And Monica Rainey, a member of the group Nashville Organized for Action and Hope (NOAH), reminded Cooper of his own words. While campaigning, he said he would work to “make a Nashville that works for everyone” and set a goal of making “affordable housing central to everything we do.”
“Restore the funding now,” Rainey said. “We want the money back.”
She noted that while campaigning, Cooper invited NOAH members to hold him accountable. Advocates for the homeless also took part, and the group A Voice issued a statement Tuesday.
The mayor issued a statement while the demonstration was taking place, saying that he sympathizes.
“Simply put, we can’t write a check for money we currently don’t have,” the mayor wrote. “The city is working constantly to identify revenue sources to make sure we fund the delayed Barnes grants as soon as possible.”

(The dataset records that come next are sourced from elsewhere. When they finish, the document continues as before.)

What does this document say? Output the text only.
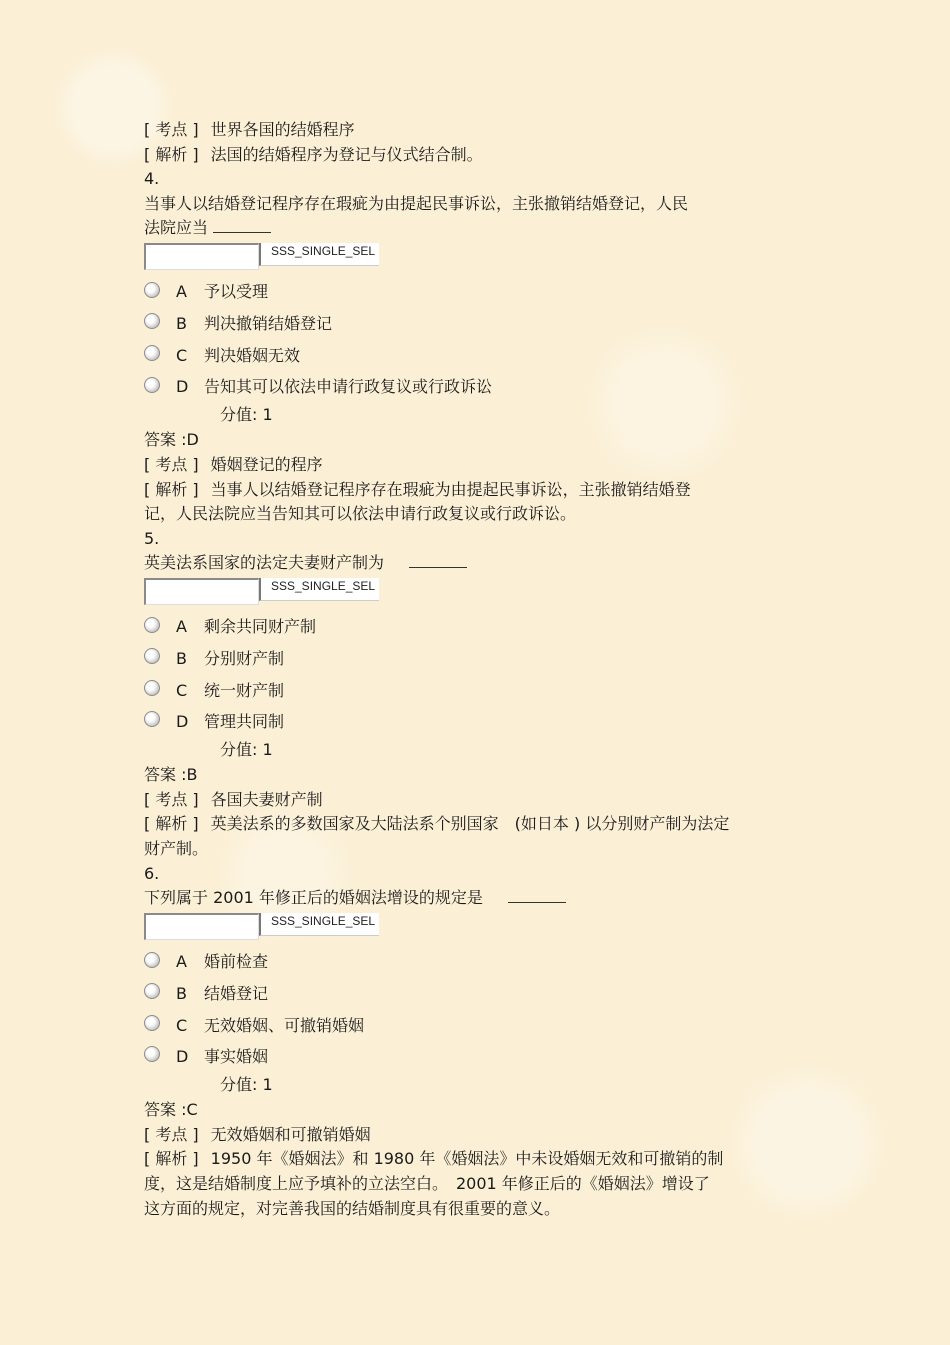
[ 考点 ] 世界各国的结婚程序
[ 解析 ] 法国的结婚程序为登记与仪式结合制。
4.
当事人以结婚登记程序存在瑕疵为由提起民事诉讼，主张撤销结婚登记，人民
法院应当
SSS_SINGLE_SEL
A	予以受理
B	判决撤销结婚登记
C	判决婚姻无效
D 告知其可以依法申请行政复议或行政诉讼
分值: 1
答案 :D
[ 考点 ] 婚姻登记的程序
[ 解析 ] 当事人以结婚登记程序存在瑕疵为由提起民事诉讼，主张撤销结婚登
记，人民法院应当告知其可以依法申请行政复议或行政诉讼。
5.
英美法系国家的法定夫妻财产制为
SSS_SINGLE_SEL
A	剩余共同财产制
B	分别财产制
C	统一财产制
D 管理共同制
分值: 1
答案 :B
[ 考点 ] 各国夫妻财产制
[ 解析 ] 英美法系的多数国家及大陆法系个别国家　(如日本 ) 以分别财产制为法定
财产制。
6.
下列属于 2001 年修正后的婚姻法增设的规定是
SSS_SINGLE_SEL
A	婚前检查
B	结婚登记
C	无效婚姻、可撤销婚姻
D 事实婚姻
分值: 1
答案 :C
[ 考点 ] 无效婚姻和可撤销婚姻
[ 解析 ] 1950 年《婚姻法》和 1980 年《婚姻法》中未设婚姻无效和可撤销的制
度，这是结婚制度上应予填补的立法空白。　2001 年修正后的《婚姻法》增设了
这方面的规定，对完善我国的结婚制度具有很重要的意义。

The Metro Council, meanwhile, moved Tuesday night to salvage a smaller affordable housing program.
Members said they realized that a pilot program they created 3 years ago was about to expire at year’s end. It allows developers to be reimbursed up to $20,000 for each affordable unit they build.
At least three companies have taken advantage and received more than $248,000 from Metro.
Council members say there’s still money available and time to apply. They approved a three-month extension and plan evaluate the program in early 2020.
More complete details about Metro’s use of the funds were not immediately available.
Editor’s note: A previous version of this story misspelled Sarah Brown’s name.